New Criminal Conspiracy Provision in the Competition Act Addresses Wage-Fixing Agreements and No-Poach Agreements

Earlier this year, Bill C-19, the Budget Implementation Act, 2022, No. 1 (the “Bill”) was passed by the federal legislature and became law. The Bill makes several important amendments to the Competition Act (the “Act”) including, most notably for employers, the implementation of a new provision prohibiting wage-fixing agreements and no-poach agreements. More specifically, the new provision makes it a criminal offence to engage in either type of conduct.

As detailed in the text of the Bill, a wage-fixing agreement occurs where an employer conspires, agrees or arranges with an unaffiliated employer to fix, maintain, decrease or control wages or other terms of employment. For its part, a no-poach agreement refers to the situation where employers conspire, agree or arrange to refrain from hiring or soliciting one another’s employees.

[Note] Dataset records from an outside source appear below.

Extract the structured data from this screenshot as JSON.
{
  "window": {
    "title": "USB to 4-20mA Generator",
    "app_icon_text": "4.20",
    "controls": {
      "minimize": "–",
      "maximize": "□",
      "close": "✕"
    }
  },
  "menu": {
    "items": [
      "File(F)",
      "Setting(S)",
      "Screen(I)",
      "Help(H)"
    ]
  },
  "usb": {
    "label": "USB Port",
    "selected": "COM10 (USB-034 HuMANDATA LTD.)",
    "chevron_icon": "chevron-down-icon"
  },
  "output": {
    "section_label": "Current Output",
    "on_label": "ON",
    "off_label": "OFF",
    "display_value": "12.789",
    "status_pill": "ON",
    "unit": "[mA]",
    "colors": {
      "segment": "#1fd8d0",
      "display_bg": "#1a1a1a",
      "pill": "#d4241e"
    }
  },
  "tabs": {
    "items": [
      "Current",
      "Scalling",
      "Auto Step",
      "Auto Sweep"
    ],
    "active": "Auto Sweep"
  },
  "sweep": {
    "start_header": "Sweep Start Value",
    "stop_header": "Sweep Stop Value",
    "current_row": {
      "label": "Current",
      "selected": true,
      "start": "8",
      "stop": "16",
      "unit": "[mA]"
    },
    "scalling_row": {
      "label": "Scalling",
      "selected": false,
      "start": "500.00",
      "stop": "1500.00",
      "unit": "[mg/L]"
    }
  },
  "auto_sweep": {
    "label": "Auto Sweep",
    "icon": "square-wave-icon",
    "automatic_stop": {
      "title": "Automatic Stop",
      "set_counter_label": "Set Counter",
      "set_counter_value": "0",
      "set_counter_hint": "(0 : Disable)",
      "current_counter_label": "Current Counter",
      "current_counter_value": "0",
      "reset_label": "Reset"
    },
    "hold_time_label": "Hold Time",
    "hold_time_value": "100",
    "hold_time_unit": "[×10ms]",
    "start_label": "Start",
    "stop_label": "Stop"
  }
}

An employer who is found to have violated this new provision of the Act by engaging in either a wage-fixing agreement or a no-poach agreement is guilty of an indictable offence and faces imprisonment for up to 14 years or a fine to be set at the discretion of the court, or both.

 

In Our View

Although the Bill has already become law, the new provision on wage-fixing agreements and no-poach agreements will not come into effect until June 23, 2023. Accordingly, employers still have ample time to ensure that they are in compliance with these particular legislative requirements before facing potentially serious legal consequences.